Thermoplastic resin. 12. The method of claim 11,
Wherein the polyalkylene glycol-based monomer has a number average molecular weight of 300 to 10,000 g / mol
Thermoplastic resin. The method according to claim 1,
Characterized in that the thermoplastic resin is used as an impact modifier
Thermoplastic resin. Based on 100 parts by weight of the total of the following conjugated diene monomers, (meth) acrylate-based monomers, vinyl aromatic monomers and vinyl cyan monomers,
a) polymerizing 55 to 75 parts by weight of a conjugated diene monomer to produce a rubber core; And
b) 15 to 40 parts by weight of a (meth) acrylate monomer, 1 to 10 parts by weight of a vinyl aromatic monomer, 0 to 5 parts by weight of a vinyl cyan monomer, and 0.1 to 5 parts by weight of a polyalkylene glycol monomer, To form a grafted shell,
0.1 to 5 parts by weight of a phosphorus-based emulsifier is used in the graft polymerization.

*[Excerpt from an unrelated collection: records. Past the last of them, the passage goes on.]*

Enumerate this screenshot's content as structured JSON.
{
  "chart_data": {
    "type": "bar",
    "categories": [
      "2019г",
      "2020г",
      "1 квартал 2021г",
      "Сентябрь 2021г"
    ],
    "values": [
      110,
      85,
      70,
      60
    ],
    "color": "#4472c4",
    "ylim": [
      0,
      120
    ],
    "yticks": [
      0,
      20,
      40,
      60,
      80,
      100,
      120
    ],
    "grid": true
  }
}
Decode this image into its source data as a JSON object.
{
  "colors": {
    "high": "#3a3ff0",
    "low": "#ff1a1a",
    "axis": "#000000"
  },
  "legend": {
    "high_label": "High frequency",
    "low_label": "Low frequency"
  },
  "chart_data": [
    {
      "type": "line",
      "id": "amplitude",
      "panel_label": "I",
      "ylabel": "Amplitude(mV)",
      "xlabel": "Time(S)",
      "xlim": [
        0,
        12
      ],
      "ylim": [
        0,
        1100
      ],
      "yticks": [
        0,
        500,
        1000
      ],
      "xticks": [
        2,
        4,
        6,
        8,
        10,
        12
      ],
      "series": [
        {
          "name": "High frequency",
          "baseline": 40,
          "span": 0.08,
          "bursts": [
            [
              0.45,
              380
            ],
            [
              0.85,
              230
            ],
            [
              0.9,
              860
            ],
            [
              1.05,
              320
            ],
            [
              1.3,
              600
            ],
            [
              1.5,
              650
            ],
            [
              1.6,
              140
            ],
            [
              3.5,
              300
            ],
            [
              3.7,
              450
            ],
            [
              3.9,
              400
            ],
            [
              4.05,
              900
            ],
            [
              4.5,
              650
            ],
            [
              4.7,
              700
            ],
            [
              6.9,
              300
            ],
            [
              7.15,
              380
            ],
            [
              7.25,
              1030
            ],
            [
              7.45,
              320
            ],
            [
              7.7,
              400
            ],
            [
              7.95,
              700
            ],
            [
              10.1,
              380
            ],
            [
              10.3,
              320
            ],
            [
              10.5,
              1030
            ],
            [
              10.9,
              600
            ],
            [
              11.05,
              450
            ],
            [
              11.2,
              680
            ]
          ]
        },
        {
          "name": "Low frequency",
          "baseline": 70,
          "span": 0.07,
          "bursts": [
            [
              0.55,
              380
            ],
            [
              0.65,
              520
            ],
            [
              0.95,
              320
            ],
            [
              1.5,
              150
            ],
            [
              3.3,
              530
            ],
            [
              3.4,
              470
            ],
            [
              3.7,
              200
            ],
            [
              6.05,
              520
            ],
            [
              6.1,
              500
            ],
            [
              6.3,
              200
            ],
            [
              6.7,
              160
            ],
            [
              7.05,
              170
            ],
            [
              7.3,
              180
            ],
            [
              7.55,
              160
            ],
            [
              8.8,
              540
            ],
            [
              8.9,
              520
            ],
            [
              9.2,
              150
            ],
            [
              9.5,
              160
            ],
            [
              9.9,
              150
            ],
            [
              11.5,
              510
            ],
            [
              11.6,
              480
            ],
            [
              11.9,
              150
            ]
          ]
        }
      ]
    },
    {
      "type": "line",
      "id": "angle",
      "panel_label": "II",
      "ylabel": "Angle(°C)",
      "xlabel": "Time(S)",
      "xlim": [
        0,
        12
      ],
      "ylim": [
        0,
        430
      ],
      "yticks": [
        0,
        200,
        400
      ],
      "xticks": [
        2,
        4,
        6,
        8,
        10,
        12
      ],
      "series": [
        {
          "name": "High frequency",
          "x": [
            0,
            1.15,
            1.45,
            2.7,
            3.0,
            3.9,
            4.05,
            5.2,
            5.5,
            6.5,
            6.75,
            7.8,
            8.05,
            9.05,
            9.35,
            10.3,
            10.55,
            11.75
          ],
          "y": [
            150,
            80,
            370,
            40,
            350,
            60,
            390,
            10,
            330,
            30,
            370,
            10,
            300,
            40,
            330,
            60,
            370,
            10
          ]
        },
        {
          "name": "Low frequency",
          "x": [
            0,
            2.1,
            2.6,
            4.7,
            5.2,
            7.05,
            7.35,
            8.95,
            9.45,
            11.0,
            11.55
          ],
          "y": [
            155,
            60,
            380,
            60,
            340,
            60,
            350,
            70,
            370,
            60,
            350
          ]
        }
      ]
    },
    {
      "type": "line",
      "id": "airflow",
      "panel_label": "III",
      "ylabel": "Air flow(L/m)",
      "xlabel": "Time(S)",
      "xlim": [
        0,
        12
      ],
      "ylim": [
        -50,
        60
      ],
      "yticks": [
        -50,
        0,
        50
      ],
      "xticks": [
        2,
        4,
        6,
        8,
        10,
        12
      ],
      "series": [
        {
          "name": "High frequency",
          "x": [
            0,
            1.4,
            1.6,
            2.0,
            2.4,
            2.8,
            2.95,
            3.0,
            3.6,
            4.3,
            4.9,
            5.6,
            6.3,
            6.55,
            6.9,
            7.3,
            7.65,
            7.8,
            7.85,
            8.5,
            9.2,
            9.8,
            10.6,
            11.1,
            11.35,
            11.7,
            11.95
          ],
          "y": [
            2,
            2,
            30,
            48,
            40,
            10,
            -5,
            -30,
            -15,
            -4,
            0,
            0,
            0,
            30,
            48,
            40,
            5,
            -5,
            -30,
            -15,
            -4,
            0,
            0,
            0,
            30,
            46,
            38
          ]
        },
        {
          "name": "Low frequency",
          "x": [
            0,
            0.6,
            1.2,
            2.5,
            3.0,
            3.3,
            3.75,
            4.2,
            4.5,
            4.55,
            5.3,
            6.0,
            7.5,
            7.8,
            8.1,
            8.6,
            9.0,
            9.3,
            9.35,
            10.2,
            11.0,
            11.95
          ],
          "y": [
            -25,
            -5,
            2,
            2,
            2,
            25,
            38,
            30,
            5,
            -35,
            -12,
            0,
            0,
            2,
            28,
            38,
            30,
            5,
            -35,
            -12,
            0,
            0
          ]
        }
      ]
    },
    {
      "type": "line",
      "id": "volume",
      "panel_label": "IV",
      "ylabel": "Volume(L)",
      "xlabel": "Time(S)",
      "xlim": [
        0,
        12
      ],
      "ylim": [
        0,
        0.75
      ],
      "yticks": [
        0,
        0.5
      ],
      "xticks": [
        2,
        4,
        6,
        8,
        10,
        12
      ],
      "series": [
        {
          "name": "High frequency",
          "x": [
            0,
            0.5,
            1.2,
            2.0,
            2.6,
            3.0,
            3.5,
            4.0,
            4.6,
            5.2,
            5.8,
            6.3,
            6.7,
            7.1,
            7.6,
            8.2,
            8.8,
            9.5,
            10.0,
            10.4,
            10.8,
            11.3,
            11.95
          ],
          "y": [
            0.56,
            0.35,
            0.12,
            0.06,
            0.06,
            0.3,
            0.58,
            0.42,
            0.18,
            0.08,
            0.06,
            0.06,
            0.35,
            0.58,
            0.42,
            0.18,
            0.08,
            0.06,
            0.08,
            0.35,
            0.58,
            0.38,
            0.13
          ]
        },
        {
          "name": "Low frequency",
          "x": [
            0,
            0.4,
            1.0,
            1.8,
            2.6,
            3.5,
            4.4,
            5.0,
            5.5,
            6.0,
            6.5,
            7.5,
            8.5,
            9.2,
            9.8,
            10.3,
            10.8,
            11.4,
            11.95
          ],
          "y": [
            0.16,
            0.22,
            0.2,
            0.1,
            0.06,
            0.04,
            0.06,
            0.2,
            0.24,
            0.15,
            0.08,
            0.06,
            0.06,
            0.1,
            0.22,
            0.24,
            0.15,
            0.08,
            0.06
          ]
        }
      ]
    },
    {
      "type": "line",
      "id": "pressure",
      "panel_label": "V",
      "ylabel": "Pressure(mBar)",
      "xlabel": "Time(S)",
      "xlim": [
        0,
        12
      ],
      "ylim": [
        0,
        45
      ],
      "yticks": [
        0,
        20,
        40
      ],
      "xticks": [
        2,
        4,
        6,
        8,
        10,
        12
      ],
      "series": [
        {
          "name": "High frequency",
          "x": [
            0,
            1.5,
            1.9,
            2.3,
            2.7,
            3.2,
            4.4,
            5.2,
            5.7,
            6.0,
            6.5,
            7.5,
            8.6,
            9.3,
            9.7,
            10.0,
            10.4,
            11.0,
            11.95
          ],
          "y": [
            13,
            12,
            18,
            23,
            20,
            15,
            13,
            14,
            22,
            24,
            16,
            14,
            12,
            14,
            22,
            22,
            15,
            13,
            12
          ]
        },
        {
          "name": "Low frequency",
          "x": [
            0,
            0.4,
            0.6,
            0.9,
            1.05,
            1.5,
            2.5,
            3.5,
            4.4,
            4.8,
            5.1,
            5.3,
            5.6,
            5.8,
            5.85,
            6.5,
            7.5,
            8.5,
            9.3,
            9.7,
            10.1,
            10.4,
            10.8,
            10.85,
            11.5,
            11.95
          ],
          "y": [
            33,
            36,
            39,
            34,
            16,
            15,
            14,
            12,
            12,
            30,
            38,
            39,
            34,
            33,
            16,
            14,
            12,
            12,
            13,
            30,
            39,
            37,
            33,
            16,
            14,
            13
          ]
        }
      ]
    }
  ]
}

A method for producing a thermoplastic resin. 15. The method of claim 14,
Characterized in that the rubber core has a gel content of 65 to 95% by weight
A method for producing a thermoplastic resin. From 90 to 99% by weight of a polycarbonate resin, and from 1 to 10% by weight of the thermoplastic resin of claim 1
Polycarbonate resin composition. A molded article produced from the polycarbonate resin composition of claim 16.